Soit dit en passant, je ne pense pas que le témoignage de Troy devrait être considéré comme un doute sur l'appétit potentiel des luwaks sauvages pour les fruits du café, car à ma connaissance, les omnivores polyvalents comme les luwaks ont tendance à occuper de manière opportuniste toutes les niches environnementales locales disponibles. En d'autres termes, si vous êtes un luwak né parmi les caféiers mangeant des cerises de café, vous continuez à les manger, même si vos cousins ​​domestiques dodus de la ville peuvent résister aux bananes et au poulet.

Mais, comme le dit le cliché, seuls les luwaks le savent avec certitude. Les grands dépensiers ne seront pas entièrement déçus par le caractère exotique de ces cafés tièdes, et pour ceux qui sont plus modestes, les sélections vieillies et moussonnées les mieux notées devraient offrir une excitation sensorielle tout aussi exotique, si moins d'occasions de plaisanteries.

Luwaked Robustas, Espresso et la prochaine vague de cafés transformés par des animaux

Je dois conclure cet article déjà trop long par deux dernières séries d'observations.

Étant donné que Sumatra produit plus de café de l'espèce robusta que de l'arabica, les deux vendeurs de kopi luwak examinés ici proposent des versions tout robusta ainsi que tout arabica de leurs grains luwaked, chaque ensemble de grains étant vraisemblablement collecté à partir de la production de luwaks résident. dans les bosquets d'arbres d'une espèce ou de l'autre.

Ces échantillons de robusta tièdes étaient absolument imbuvables, comme l'équivalent du café goutte à goutte ou du café de la presse française. Ce n’est pas la faute des luwaks, car les robustas de Sumatra ne sont guère les meilleurs au monde. Cependant, étant donné que les robustas se présentent mieux comme espresso, j'ai pris le moins offensant des échantillons, un échantillon Animalcoffee torréfié très sombre, et l'ai préparé et évalué comme espresso. Il était rond et doux et plutôt attrayant comme un coup droit (examiné ici avec une note d'espresso de 84), moins dans le lait. Mais si vous expérimentez avec l'un de ces cafés, je vous suggère de commencer par l'une des offres d'arabica Luwak Coffee à torréfaction moyenne brassée en presse française ou au goutte à goutte.

Enfin, il semble que d'autres cafés transformés par des animaux soient sur le point de rejoindre kopi luwak à l'extrémité chère de la nouvelle étagère à café.

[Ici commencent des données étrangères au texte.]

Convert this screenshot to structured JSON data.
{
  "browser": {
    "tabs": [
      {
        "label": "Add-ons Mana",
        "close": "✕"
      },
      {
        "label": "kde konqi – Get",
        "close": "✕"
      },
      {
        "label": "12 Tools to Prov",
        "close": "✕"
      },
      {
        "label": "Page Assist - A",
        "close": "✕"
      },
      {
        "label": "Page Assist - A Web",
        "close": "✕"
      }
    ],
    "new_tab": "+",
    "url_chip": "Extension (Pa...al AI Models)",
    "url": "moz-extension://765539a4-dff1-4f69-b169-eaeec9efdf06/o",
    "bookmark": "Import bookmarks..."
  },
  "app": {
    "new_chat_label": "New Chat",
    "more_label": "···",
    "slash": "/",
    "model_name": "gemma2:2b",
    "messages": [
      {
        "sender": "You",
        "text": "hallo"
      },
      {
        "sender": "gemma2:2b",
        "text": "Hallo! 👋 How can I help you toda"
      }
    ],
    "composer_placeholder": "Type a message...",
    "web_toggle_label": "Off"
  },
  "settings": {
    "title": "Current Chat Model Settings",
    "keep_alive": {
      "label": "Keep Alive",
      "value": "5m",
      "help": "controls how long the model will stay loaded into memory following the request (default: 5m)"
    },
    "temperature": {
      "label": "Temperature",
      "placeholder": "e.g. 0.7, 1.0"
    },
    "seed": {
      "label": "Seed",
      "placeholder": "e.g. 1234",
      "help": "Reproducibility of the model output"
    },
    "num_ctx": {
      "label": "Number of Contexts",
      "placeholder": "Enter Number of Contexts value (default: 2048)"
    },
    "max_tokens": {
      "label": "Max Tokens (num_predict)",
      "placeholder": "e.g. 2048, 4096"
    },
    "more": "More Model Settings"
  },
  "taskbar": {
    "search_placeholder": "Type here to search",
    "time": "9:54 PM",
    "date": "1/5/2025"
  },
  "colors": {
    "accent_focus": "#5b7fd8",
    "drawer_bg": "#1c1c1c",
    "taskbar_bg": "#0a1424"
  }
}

Une ferme au Brésil a introduit le café de l'oiseau jaco, récolté à partir des excréments du jaco, un grand oiseau brésilien timide et maladroit qui habite, entre autres, les fermes de café. À l'heure actuelle, ce café n'est disponible qu'en vert sur certains sites de torréfaction à domicile. Et à Taïwan, nous avons du café à la broche de singe, d'une espèce de singes (singes de roche Formosane) qui mâchent des fruits de café et crachent les graines. Restez à l'écoute et sortez vos livres de poche.

2007 The Coffee Review. Tous les droits sont réservés.